Perché questo ricordo? «Questa mia storia la racconto ai bambini» sottolinea la docente, «perché non dobbiamo avere paura della diversità in quanto la diversità ci apre un mondo, così come ha fatto mio zio con me. Ho trovato in lui una fonte di ricchezza e grazie a questo incontro ho poi costruito la mia professione».

Chi è Paola Torcolini

Paola Torcolini insegna la Lingua dei segni soprattutto ai bambini. «Il bambino che domani diventerà adulto, se comprende questa lingua, sarà capace di colloquiare e aiutare una persona con questa difficoltà». Anche perché i sordi non sono tutti uguali. «C’è il sordo segnante, l’oralista, quello che non conosce il labiale, quello che lo è diventato in tarda età o durante l’adolescenza che parla in modo stonato, ma comunque riesce a comunicare».

Da dieci anni a scuola traduce anche le canzoni nella Lingua dei segni perché è utile pure per i normodotati. «La persona sorda osserva, ha il canale visivo molto sensibile, quindi attraverso il segno e il linguaggio del corpo, la comunicazione non verbale, per lui diventa un’emozione.
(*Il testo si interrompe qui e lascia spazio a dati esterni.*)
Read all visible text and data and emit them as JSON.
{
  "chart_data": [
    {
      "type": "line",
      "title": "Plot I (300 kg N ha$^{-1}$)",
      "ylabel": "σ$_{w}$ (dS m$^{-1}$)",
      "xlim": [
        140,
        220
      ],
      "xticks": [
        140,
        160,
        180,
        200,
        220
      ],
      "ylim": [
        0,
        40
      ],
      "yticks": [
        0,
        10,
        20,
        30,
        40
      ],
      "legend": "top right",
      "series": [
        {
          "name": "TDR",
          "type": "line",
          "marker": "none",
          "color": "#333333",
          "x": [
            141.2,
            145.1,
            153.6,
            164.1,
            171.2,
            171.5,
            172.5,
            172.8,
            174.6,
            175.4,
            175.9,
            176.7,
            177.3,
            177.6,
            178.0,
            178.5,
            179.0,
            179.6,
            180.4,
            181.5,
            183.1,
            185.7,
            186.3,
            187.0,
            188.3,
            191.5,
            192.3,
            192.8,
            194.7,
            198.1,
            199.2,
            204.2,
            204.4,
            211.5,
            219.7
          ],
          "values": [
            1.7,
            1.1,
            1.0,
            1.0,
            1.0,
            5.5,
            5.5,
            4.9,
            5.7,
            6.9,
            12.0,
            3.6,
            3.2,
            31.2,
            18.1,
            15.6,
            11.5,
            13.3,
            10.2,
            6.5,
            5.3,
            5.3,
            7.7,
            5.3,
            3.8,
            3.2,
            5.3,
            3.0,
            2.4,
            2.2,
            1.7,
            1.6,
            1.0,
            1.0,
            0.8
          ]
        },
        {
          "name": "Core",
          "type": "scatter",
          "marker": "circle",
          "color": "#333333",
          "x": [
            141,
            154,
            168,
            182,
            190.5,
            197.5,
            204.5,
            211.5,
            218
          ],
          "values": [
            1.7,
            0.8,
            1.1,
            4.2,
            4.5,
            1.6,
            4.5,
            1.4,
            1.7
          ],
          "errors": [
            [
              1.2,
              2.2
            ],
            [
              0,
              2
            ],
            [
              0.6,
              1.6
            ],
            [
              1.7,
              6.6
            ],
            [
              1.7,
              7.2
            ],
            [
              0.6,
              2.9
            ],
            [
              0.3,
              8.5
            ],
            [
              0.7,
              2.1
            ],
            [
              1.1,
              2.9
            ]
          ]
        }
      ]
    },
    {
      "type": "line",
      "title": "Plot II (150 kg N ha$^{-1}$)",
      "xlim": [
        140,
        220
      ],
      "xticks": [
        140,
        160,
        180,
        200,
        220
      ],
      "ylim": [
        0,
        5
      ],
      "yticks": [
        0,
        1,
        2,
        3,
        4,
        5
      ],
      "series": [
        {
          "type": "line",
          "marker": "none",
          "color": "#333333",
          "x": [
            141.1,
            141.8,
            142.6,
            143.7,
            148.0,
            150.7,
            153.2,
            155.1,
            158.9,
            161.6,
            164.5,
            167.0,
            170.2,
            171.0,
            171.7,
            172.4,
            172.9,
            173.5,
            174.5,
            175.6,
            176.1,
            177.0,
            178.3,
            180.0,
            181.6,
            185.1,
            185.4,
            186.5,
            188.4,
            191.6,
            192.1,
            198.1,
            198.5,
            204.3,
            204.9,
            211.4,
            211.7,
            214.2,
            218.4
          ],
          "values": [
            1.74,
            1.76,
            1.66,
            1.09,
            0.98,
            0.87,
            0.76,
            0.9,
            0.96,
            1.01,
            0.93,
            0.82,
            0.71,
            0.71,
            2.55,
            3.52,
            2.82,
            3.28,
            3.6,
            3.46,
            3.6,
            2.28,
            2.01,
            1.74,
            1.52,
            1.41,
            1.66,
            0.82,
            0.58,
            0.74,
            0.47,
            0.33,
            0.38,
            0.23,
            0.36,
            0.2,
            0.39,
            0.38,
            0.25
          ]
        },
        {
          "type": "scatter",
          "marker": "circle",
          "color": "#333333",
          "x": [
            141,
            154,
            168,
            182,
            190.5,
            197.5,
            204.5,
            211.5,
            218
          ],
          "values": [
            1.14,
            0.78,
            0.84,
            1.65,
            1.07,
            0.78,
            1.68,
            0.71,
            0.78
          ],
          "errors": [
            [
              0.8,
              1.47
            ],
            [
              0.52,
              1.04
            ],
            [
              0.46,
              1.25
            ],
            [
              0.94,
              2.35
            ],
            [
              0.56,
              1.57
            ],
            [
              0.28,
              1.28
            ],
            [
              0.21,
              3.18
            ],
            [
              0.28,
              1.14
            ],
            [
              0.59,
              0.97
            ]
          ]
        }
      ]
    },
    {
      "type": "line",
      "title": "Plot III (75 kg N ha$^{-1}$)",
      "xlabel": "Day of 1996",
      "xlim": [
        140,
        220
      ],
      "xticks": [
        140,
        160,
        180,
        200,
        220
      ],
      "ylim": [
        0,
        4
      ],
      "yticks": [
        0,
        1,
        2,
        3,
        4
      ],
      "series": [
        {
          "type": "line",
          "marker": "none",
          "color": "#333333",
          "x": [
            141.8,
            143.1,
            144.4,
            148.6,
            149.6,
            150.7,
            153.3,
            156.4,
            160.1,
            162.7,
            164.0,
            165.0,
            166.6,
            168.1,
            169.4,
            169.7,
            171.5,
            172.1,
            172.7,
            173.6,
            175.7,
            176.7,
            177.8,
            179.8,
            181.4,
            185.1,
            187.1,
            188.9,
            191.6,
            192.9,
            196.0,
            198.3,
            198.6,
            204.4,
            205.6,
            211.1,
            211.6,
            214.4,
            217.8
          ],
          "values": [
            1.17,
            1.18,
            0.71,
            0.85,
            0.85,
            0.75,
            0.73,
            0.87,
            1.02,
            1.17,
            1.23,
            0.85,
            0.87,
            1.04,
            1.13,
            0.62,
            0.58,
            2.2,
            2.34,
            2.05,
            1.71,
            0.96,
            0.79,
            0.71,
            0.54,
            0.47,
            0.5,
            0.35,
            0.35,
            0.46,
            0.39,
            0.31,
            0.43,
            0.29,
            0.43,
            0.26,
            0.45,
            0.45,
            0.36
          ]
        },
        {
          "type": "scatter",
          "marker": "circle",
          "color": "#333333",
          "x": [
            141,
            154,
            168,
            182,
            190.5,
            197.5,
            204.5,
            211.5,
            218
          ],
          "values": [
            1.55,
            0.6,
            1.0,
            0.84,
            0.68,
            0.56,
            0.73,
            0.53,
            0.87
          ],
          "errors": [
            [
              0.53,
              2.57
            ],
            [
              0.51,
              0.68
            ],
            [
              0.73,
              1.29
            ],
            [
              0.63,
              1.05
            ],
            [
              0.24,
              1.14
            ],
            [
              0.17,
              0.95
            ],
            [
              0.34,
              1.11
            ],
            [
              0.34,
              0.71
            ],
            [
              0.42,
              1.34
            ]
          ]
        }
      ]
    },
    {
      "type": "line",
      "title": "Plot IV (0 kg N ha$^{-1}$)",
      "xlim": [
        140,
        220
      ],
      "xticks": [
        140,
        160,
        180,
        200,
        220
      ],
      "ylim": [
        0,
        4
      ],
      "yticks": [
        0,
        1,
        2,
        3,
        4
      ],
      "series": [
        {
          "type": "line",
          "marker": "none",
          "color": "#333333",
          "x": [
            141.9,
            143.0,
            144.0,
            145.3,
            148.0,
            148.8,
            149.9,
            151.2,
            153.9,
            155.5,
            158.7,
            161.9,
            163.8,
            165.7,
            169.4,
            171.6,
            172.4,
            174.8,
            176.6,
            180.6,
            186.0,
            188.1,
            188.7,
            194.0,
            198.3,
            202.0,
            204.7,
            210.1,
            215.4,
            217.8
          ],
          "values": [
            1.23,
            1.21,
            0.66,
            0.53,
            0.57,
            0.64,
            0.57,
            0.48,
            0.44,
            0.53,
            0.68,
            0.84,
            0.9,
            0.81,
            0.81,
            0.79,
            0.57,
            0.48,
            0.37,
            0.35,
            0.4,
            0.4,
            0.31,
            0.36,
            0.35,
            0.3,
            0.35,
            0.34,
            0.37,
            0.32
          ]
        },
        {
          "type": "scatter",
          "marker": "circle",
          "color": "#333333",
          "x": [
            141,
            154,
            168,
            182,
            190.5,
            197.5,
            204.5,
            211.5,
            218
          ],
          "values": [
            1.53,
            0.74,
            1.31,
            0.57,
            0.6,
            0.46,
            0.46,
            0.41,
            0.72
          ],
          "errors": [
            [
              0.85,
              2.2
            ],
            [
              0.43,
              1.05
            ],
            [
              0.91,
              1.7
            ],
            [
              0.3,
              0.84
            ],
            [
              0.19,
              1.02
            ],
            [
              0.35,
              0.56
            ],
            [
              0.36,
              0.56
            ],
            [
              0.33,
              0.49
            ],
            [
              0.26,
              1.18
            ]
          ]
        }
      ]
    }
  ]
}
Ho trovato un riscontro positivo anche in bambini che hanno altre fragilità. L’ho infatti adottato in classi in cui c’erano bambini con difficoltà emotive, iperattivi, stranieri. Ho addirittura insegnato la matematica nella lingua dei segni».

La Lingua dei segni

Secondo Paola Torcolini, la lingua dei segni ha una struttura grammaticale diversa dalla lingua italiana, ma dovrebbe essere insegnata a tutti. Da qui la proposta all’azienda ospedaliera di Terni. «Ho pensato agli impiegati sordi con i quali è difficile comunicare se non si conosce la Lis e ai bambini con questa patologia che vengono inseriti in un ambiente ospedaliero».